Alexandrina Cruz, 46 anos, é natural de Junqueira, Vila do Conde, licenciada em gestão e era vice-presidente para a área financeira, estando no Rio Ave FC há 19 anos. No passado dia 19 de novembro, os sócios do clube de Vila do Conde aprovaram criação de uma SAD e venda ao investidor grego Evangelos Marinakis, dono do Olympiacos e do Nottingham Forest.
Devo apresenta-la como presidente do Rio Ave ou já como presidente da SAD do Rio Ave FC?
Sou presidente do Rio Ave, sempre presidente do Rio Ave.
Mas vai ser presidente da SAD?
Não sei... Vamos ver.
As coisas estão bem encaminhadas nesse sentido?
As coisas estão bem encaminhadas nas negociações, essa é a questão mais importante e que todas as premissas salvaguardem o Rio Ave, isso é o mais importante para mim. O investidor (Evangelos Marinakis) é que indicará o presidente da administração da SAD.
Em cinco pessoas para o conselho de administração o Rio Ave será representado por duas, é isso?
Sim, o Rio Ave indicará duas e o investidor três, sendo que destas três sairá o presidente da administração.
Se o investidor indicar a Alexandrina Cruz como um desses elementos, como presidente da SAD, e o Rio Ave indicar mais duas pessoas, o Rio Ave poderá ter três pessoas no conselho de administração?
Não vejo as coisas assim. Tive a oportunidade de dizer na Assembleia que peço aos sócios que não vejam as coisas dessa forma. Espero que sejamos todos uma equipa a lutar pelo Rio Ave.
Muitos sócios gostavam que o Rio Ave tivesse a maioria da SAD. Isso foi impossível?
Eu também gostava muito, era isso que pretendia ter apresentado no domingo passado aos sócios. Foram meses muito intensos de negociações, não desta, mas sim na procura de investidores e soluções para o Rio Ave. Nunca esteve em cima da mesa uma boa proposta com a maioria para o Rio Ave, como tal nunca fez sentido para nós direção apresentá-la, porque efetivamente não honrava o nome do Rio Ave apresentar uma proposta daquelas.

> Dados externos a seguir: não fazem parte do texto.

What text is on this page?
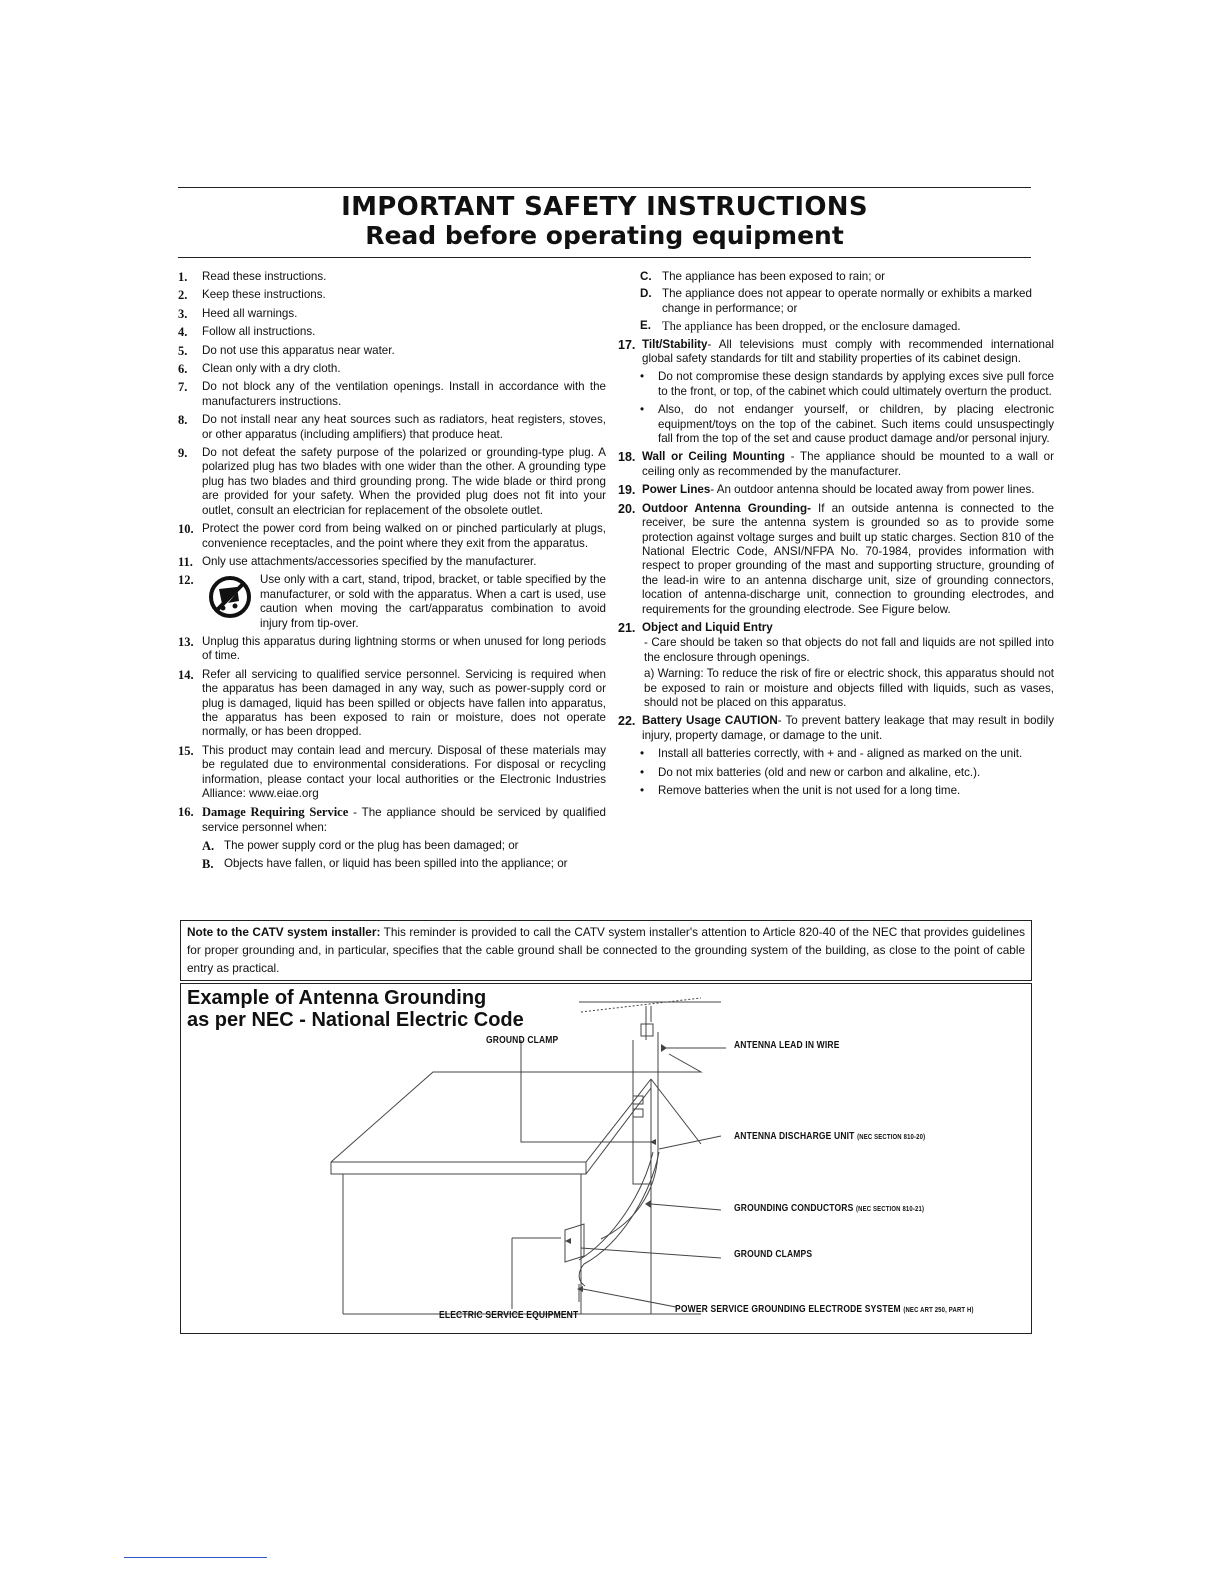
IMPORTANT SAFETY INSTRUCTIONS
Read before operating equipment
1. Read these instructions.
2. Keep these instructions.
3. Heed all warnings.
4. Follow all instructions.
5. Do not use this apparatus near water.
6. Clean only with a dry cloth.
7. Do not block any of the ventilation openings. Install in accordance with the manufacturers instructions.
8. Do not install near any heat sources such as radiators, heat registers, stoves, or other apparatus (including amplifiers) that produce heat.
9. Do not defeat the safety purpose of the polarized or grounding-type plug. A polarized plug has two blades with one wider than the other. A grounding type plug has two blades and third grounding prong. The wide blade or third prong are provided for your safety. When the provided plug does not fit into your outlet, consult an electrician for replacement of the obsolete outlet.
10. Protect the power cord from being walked on or pinched particularly at plugs, convenience receptacles, and the point where they exit from the apparatus.
11. Only use attachments/accessories specified by the manufacturer.
12.	Use only with a cart, stand, tripod, bracket, or table specified by the manufacturer, or sold with the apparatus. When a cart is used, use caution when moving the cart/apparatus combination to avoid injury from tip-over.
13. Unplug this apparatus during lightning storms or when unused for long periods of time.
14. Refer all servicing to qualified service personnel. Servicing is required when the apparatus has been damaged in any way, such as power-supply cord or plug is damaged, liquid has been spilled or objects have fallen into apparatus, the apparatus has been exposed to rain or moisture, does not operate normally, or has been dropped.
15. This product may contain lead and mercury. Disposal of these materials may be regulated due to environmental considerations. For disposal or recycling information, please contact your local authorities or the Electronic Industries Alliance: www.eiae.org
16. Damage Requiring Service - The appliance should be serviced by qualified service personnel when:
A. The power supply cord or the plug has been damaged; or
B. Objects have fallen, or liquid has been spilled into the appliance; or
C. The appliance has been exposed to rain; or
D. The appliance does not appear to operate normally or exhibits a marked change in performance; or
E. The appliance has been dropped, or the enclosure damaged.
17. Tilt/Stability- All televisions must comply with recommended international global safety standards for tilt and stability properties of its cabinet design.
• Do not compromise these design standards by applying exces sive pull force to the front, or top, of the cabinet which could ultimately overturn the product.
• Also, do not endanger yourself, or children, by placing electronic equipment/toys on the top of the cabinet. Such items could unsuspectingly fall from the top of the set and cause product damage and/or personal injury.
18. Wall or Ceiling Mounting - The appliance should be mounted to a wall or ceiling only as recommended by the manufacturer.
19. Power Lines- An outdoor antenna should be located away from power lines.
20. Outdoor Antenna Grounding- If an outside antenna is connected to the receiver, be sure the antenna system is grounded so as to provide some protection against voltage surges and built up static charges. Section 810 of the National Electric Code, ANSI/NFPA No. 70-1984, provides information with respect to proper grounding of the mast and supporting structure, grounding of the lead-in wire to an antenna discharge unit, size of grounding connectors, location of antenna-discharge unit, connection to grounding electrodes, and requirements for the grounding electrode. See Figure below.
21. Object and Liquid Entry
- Care should be taken so that objects do not fall and liquids are not spilled into the enclosure through openings.
a) Warning: To reduce the risk of fire or electric shock, this apparatus should not be exposed to rain or moisture and objects filled with liquids, such as vases, should not be placed on this apparatus.
22. Battery Usage CAUTION- To prevent battery leakage that may result in bodily injury, property damage, or damage to the unit.
• Install all batteries correctly, with + and - aligned as marked on the unit.
• Do not mix batteries (old and new or carbon and alkaline, etc.).
• Remove batteries when the unit is not used for a long time.
Note to the CATV system installer: This reminder is provided to call the CATV system installer's attention to Article 820-40 of the NEC that provides guidelines for proper grounding and, in particular, specifies that the cable ground shall be connected to the grounding system of the building, as close to the point of cable entry as practical.
Example of Antenna Grounding
as per NEC - National Electric Code
GROUND CLAMP	ANTENNA LEAD IN WIRE
ANTENNA DISCHARGE UNIT (NEC SECTION 810-20)
GROUNDING CONDUCTORS (NEC SECTION 810-21)
GROUND CLAMPS
POWER SERVICE GROUNDING ELECTRODE SYSTEM (NEC ART 250, PART H)
ELECTRIC SERVICE EQUIPMENT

Esta, para nós, foi a melhor proposta, gostava que a maioria se mantivesse no clube, mas acho que a proposta apresentada é uma grande proposta para o Rio Ave.
Não foi possível negociar uma percentagem superior para o Rio Ave? O investidor Evangelos Marinakis fica com 80% da SAD, é quase o bolo todo?
Não devemos ver as coisas assim. O Rio Ave vai tornar-se mais forte. O que sinto nestas negociações é que o senhor Marinakis quer dar grande tranquilidade ao Rio Ave, pretende criar uma harmonia entre o clube e a SAD. Olho para o futuro de uma forma muito positiva com a entrada deste investidor.
Já afirmou em entrevista à TSF que este negócio ainda pode cair. Pode explicar as razões?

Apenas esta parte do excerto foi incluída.